Saturday, August 23, 2008

Reasons text mining will fail. I. UTM Grid References and GenBank accession numbers

OMG. Playing with extracting identifiers from text, I have a regular expression for GenBank accession numbers that looks something like this:
(A[A-Z])[0-9]{6} | (U[0-9]){5} | (D[A-Z])[0-9]{6} | (E[A-Z])[0-9]{6} | (NC_)[0-9]{6}).
OK, it won't get everything, but what is more worrying are the things it will pickup that aren't GenBank accession numbers.

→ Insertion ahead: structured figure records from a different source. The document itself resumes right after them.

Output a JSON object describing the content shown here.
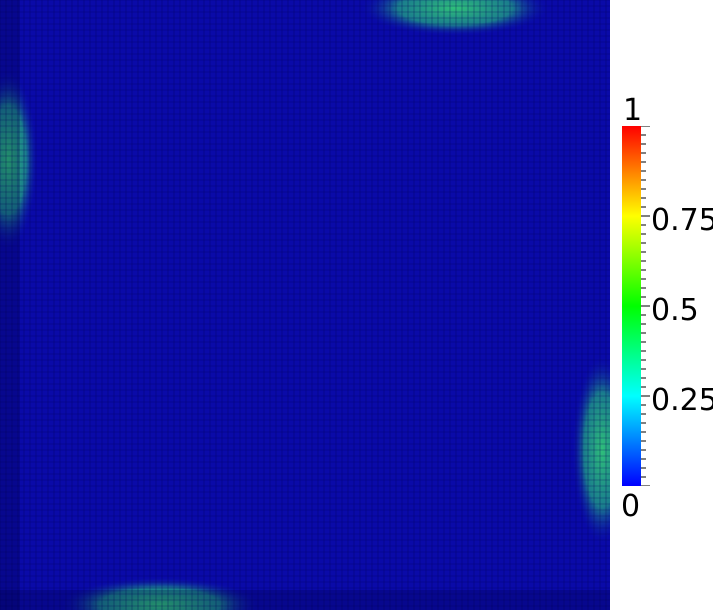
{
  "colorbar": {
    "min_label": "0",
    "max_label": "1",
    "tick_labels": [
      "0.25",
      "0.5",
      "0.75"
    ],
    "colors": [
      "#0000ff",
      "#00ffff",
      "#00ff00",
      "#ffff00",
      "#ff0000"
    ]
  },
  "field": {
    "background_color": "#0a0aa8",
    "mesh_line_color": "#00005a",
    "highlight_color": "#22b06a"
  }
}
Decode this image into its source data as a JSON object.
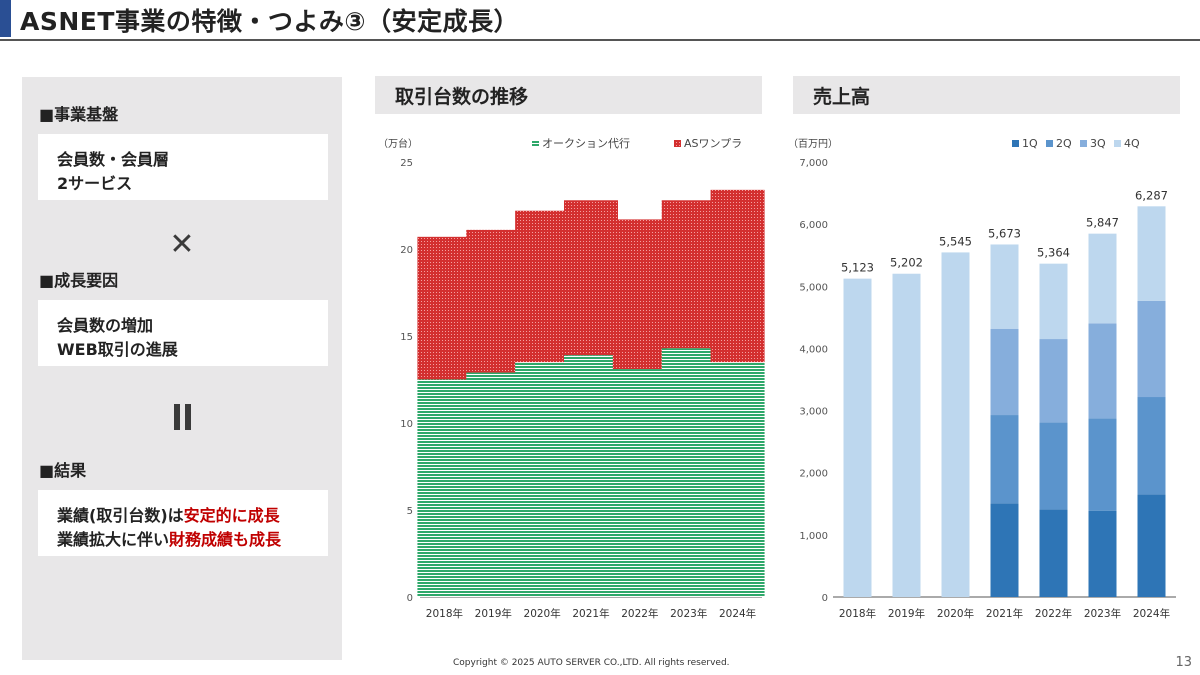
{
  "header": {
    "title": "ASNET事業の特徴・つよみ③（安定成長）"
  },
  "left_panel": {
    "sections": [
      {
        "heading": "■事業基盤",
        "lines": [
          [
            {
              "text": "会員数・会員層",
              "red": false
            }
          ],
          [
            {
              "text": "2サービス",
              "red": false
            }
          ]
        ]
      },
      {
        "heading": "■成長要因",
        "lines": [
          [
            {
              "text": "会員数の増加",
              "red": false
            }
          ],
          [
            {
              "text": "WEB取引の進展",
              "red": false
            }
          ]
        ]
      },
      {
        "heading": "■結果",
        "lines": [
          [
            {
              "text": "業績(取引台数)は",
              "red": false
            },
            {
              "text": "安定的に成長",
              "red": true
            }
          ],
          [
            {
              "text": "業績拡大に伴い",
              "red": false
            },
            {
              "text": "財務成績も成長",
              "red": true
            }
          ]
        ]
      }
    ],
    "symbols": {
      "times": "✕",
      "equals": "॥"
    }
  },
  "colors": {
    "accent": "#2a4f94",
    "green": "#2ea86a",
    "red": "#d32f2f",
    "q1": "#2e75b6",
    "q2": "#5b94cc",
    "q3": "#86aedc",
    "q4": "#bdd7ee",
    "highlight_text": "#c00000"
  },
  "chart_data": [
    {
      "type": "bar",
      "stacked": true,
      "title": "取引台数の推移",
      "ylabel": "（万台）",
      "xlabel": "",
      "ylim": [
        0,
        25
      ],
      "yticks": [
        0,
        5,
        10,
        15,
        20,
        25
      ],
      "grid": false,
      "legend_position": "top-right",
      "categories": [
        "2018年",
        "2019年",
        "2020年",
        "2021年",
        "2022年",
        "2023年",
        "2024年"
      ],
      "series": [
        {
          "name": "オークション代行",
          "color_key": "green",
          "pattern": "horizontal-stripes",
          "values": [
            12.5,
            12.9,
            13.5,
            13.9,
            13.1,
            14.3,
            13.5
          ]
        },
        {
          "name": "ASワンプラ",
          "color_key": "red",
          "pattern": "dots",
          "values": [
            8.2,
            8.2,
            8.7,
            8.9,
            8.6,
            8.5,
            9.9
          ]
        }
      ]
    },
    {
      "type": "bar",
      "stacked": true,
      "title": "売上高",
      "ylabel": "（百万円）",
      "xlabel": "",
      "ylim": [
        0,
        7000
      ],
      "yticks": [
        0,
        1000,
        2000,
        3000,
        4000,
        5000,
        6000,
        7000
      ],
      "ytick_labels": [
        "0",
        "1,000",
        "2,000",
        "3,000",
        "4,000",
        "5,000",
        "6,000",
        "7,000"
      ],
      "grid": false,
      "legend_position": "top-right",
      "categories": [
        "2018年",
        "2019年",
        "2020年",
        "2021年",
        "2022年",
        "2023年",
        "2024年"
      ],
      "series": [
        {
          "name": "1Q",
          "color_key": "q1",
          "values": [
            0,
            0,
            0,
            1508,
            1411,
            1389,
            1652
          ]
        },
        {
          "name": "2Q",
          "color_key": "q2",
          "values": [
            0,
            0,
            0,
            1420,
            1400,
            1486,
            1566
          ]
        },
        {
          "name": "3Q",
          "color_key": "q3",
          "values": [
            0,
            0,
            0,
            1389,
            1340,
            1529,
            1549
          ]
        },
        {
          "name": "4Q",
          "color_key": "q4",
          "values": [
            5123,
            5202,
            5545,
            1356,
            1213,
            1443,
            1520
          ]
        }
      ],
      "totals": [
        5123,
        5202,
        5545,
        5673,
        5364,
        5847,
        6287
      ],
      "total_labels": [
        "5,123",
        "5,202",
        "5,545",
        "5,673",
        "5,364",
        "5,847",
        "6,287"
      ]
    }
  ],
  "footer": {
    "copyright": "Copyright © 2025 AUTO SERVER CO.,LTD.  All rights reserved.",
    "page_number": "13"
  }
}
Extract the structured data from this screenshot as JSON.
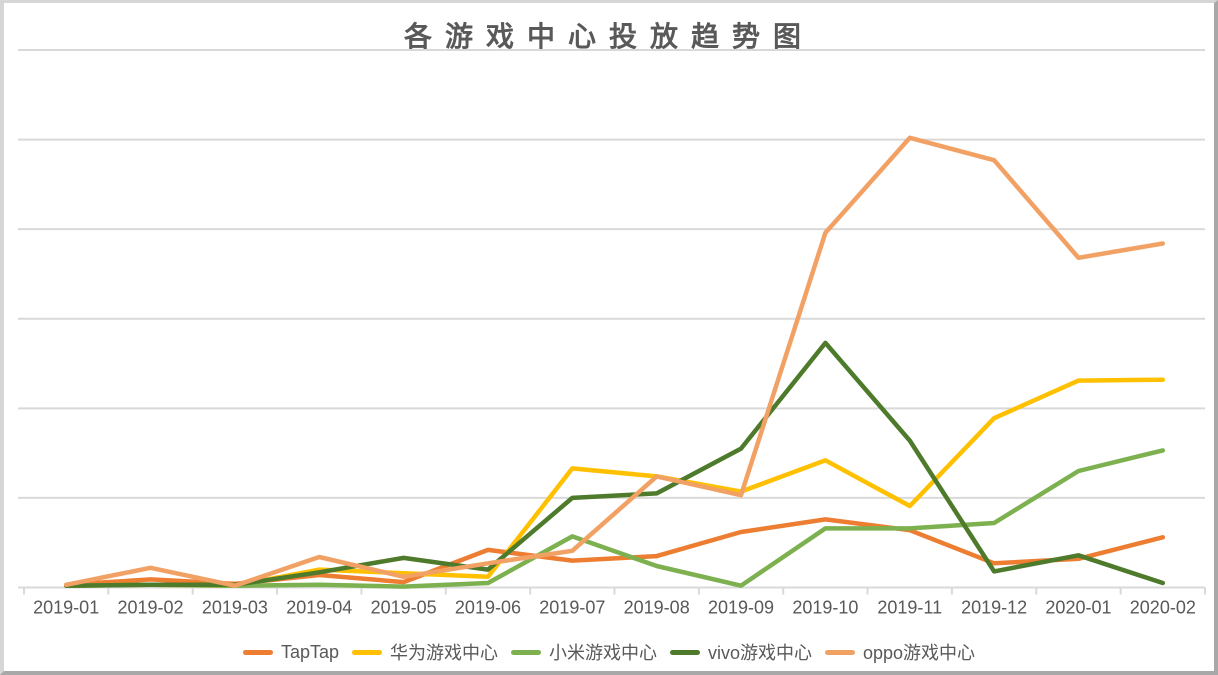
{
  "window": {
    "background": "#ffffff",
    "frame_border_light": "#d6d6d6",
    "frame_border_dark": "#a8a8a8"
  },
  "styles": {
    "title_color": "#595959",
    "axis_label_color": "#595959",
    "gridline_color": "#d9d9d9",
    "axis_line_color": "#d9d9d9"
  },
  "chart_data": {
    "type": "line",
    "title": "各游戏中心投放趋势图",
    "xlabel": "",
    "ylabel": "",
    "y_axis_labels_visible": false,
    "ylim": [
      0,
      600
    ],
    "y_gridline_step": 100,
    "grid": "horizontal",
    "legend_position": "bottom",
    "categories": [
      "2019-01",
      "2019-02",
      "2019-03",
      "2019-04",
      "2019-05",
      "2019-06",
      "2019-07",
      "2019-08",
      "2019-09",
      "2019-10",
      "2019-11",
      "2019-12",
      "2020-01",
      "2020-02"
    ],
    "series": [
      {
        "name": "TapTap",
        "color": "#ED7D31",
        "values": [
          3,
          9,
          4,
          14,
          6,
          42,
          30,
          35,
          62,
          76,
          64,
          27,
          32,
          56
        ]
      },
      {
        "name": "华为游戏中心",
        "color": "#FFC000",
        "values": [
          2,
          3,
          2,
          20,
          16,
          12,
          133,
          124,
          107,
          142,
          91,
          189,
          231,
          232
        ]
      },
      {
        "name": "小米游戏中心",
        "color": "#7DB04F",
        "values": [
          2,
          3,
          2,
          3,
          1,
          5,
          57,
          24,
          2,
          66,
          66,
          72,
          130,
          153
        ]
      },
      {
        "name": "vivo游戏中心",
        "color": "#4E7A2B",
        "values": [
          2,
          3,
          3,
          17,
          33,
          20,
          100,
          105,
          155,
          273,
          164,
          18,
          36,
          5
        ]
      },
      {
        "name": "oppo游戏中心",
        "color": "#F2A164",
        "values": [
          3,
          22,
          2,
          34,
          12,
          27,
          41,
          124,
          103,
          396,
          502,
          477,
          368,
          384
        ]
      }
    ]
  }
}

For example, I ran Robert Mesibov's 2005 paper "The millipede genus Lissodesmus Chamberlin, 1920 (Diplopoda: Polydesmida:
Dalodesmidae) from Tasmania and Victoria, with descriptions of a new genus and 24 new species" [PDF here] through a script, and out came loads of GenBank accession numbers ... which is a worry as there aren't any sequences in this paper.

Turns out, Mesibov uses UTM grid references to describe localities, and these look like just GenBank accessions. There is a nice web site here which describes how UTM grid references are determined in Tasmania (from which the image below is taken).

Not all the "accession numbers" in Mesibov(2005) exist in GenBank, but some do, for example grid reference DQ402119 (41°26'31''S 146°17'02''E) is also a sequence DQ402119 and, you guessed it, it's not from a millipede. So, I need to be a little bit careful in extracting identifiers from text.